Now, apparently, the Germans are right about their stability. Under bin Salman, the ongoing war of the Saudis in Yemen has been carried out without taking into account the 10,000 civilian casualties or the risk of 11 million people dying of hunger.
In November last year, he arrested Lebanese Prime Minister Saad Hariri, who is a double Saudi citizen, in Riyadh to force him to resign in revenge for not containing the growing influence of Hezbollah, backed by Iran.
The same month, Bin Salman organized the famous "sheikh" at the Ritz-Carlton Hotel in Riyadh. Around 150 members of Saudi Arabia's political and business elite were invited to a major international investor conference at the palatial hotel, then held there by armed guards until they agreed to pay $ 100 billion. Bin Salman says he was owed the country. Several Saudi billionaires were mistreated and in some cases tortured. At least one army general died of a broken neck, while several reformers (former ministers of economy or finance) have disappeared completely.
All of Bin Salman's rivals have been purged, particularly the previous Crown Prince, his cousin Mohammed Bin Nayef, who had strong Western security ties.
Numan Kurtulmus (pictured) of Turkey's ruling Justice and Development Party said Istanbul would share its evidence of Khashoggi's murder with the world
Bin Salman has been waiting for Donald Trump to release a potentially catastrophic war against Iran, something Israelis and Saudis want to provoke.
And it has approached to invade Qatar due to its global pretensions, and has decided for an economic blockade.
The Saudis plan to physically separate Qatar from Saudi Arabia by spending $ 700 million on a huge canal, leaving enough space for a toxic waste dump on the border.
The regional alliance of the Gulf Cooperation Council is in ruins, with Bahrain, the Emirates and Saudi Arabia on the one hand, and Kuwait, Oman and Qatar on the other.
All this refers to Mr. Khashoggi, who opposed the isolation of Qatar and challenged the whole notion of the new Crown Prince as a reformer, in particular by questioning the economic basis of his reform program.
Critics of the Saudi regime say it was claimed after the partial privatization of the vast state oil company Saudi Aramco, defended by Bin Salman, was abandoned this summer.
All eyes are on Washington, where President Trump finally seems to accept that Mr. Khashoggi has been murdered. (Their own security services will make interceptions of numerous calls from the assassins in Ankara to Riyadh, which will probably be condemnatory).
The United States does not have to worry about the Saudis raising oil prices because, thanks to the rise of fracking, the United States is the world's largest oil producer. Therefore, we can expect to see the team of killers on the lists of Specially Named Nationals, blocking their assets and banning them from the United States, while applying informal pressure on King Salman to cut off his son's wings.

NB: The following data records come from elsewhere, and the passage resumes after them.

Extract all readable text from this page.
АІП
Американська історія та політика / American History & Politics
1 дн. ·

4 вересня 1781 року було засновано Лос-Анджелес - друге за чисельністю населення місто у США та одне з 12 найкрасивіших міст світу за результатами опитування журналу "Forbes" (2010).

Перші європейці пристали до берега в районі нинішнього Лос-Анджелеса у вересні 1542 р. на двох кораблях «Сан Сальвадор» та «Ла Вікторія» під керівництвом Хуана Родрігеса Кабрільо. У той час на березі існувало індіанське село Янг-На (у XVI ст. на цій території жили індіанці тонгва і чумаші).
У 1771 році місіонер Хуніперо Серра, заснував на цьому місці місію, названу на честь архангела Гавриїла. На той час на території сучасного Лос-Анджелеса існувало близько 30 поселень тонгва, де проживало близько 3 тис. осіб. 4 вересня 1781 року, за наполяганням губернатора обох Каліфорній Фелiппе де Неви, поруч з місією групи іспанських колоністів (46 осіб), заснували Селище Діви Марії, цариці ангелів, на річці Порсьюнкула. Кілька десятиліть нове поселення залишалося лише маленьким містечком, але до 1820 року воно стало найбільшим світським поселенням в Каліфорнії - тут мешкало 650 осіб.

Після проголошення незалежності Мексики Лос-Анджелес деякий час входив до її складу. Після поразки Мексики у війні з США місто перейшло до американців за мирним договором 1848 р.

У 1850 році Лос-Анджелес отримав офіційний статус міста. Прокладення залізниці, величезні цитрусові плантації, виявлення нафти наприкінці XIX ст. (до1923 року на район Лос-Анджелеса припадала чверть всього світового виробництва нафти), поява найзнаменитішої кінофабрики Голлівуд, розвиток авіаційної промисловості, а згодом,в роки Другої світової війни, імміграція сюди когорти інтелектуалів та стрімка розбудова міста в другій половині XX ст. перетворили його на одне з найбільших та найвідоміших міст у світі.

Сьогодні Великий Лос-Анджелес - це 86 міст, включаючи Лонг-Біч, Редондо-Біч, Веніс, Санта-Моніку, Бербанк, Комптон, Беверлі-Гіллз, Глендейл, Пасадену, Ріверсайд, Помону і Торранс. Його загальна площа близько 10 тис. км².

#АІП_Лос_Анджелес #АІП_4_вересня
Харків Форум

The crown prince, meanwhile, will try to blame the dishonest subordinates. According to reports, five officials have been dismissed and 18 people have been arrested. An important general named Assiri is lining up as the head of falls, although his sinister personal security chief, Maher Abdulaziz Mutreb, was also photographed in Istanbul at the time of the murder.
Normally there is no problem that Saudi Arabia can not buy. This is different. A consulate has been used to commit murder. At a minimum, the West, including Britain, should expel all Saudi military attachés and spies.
King Salman should know that his son, Mohammed the murderer, is now stained in the eyes of the world and reconsiders the succession to the throne.
As for Great Britain, although our arms sales to Saudi Arabia are enormously profitable, they represent only 1% of our total exports.
We should not flatter the house of Saud.
Our parliamentarians should not be on their payroll, rubbing their hands like a set of Mayfair car dealers.
We must not allow the clients of our armaments to obtain British foreign policy free of charge.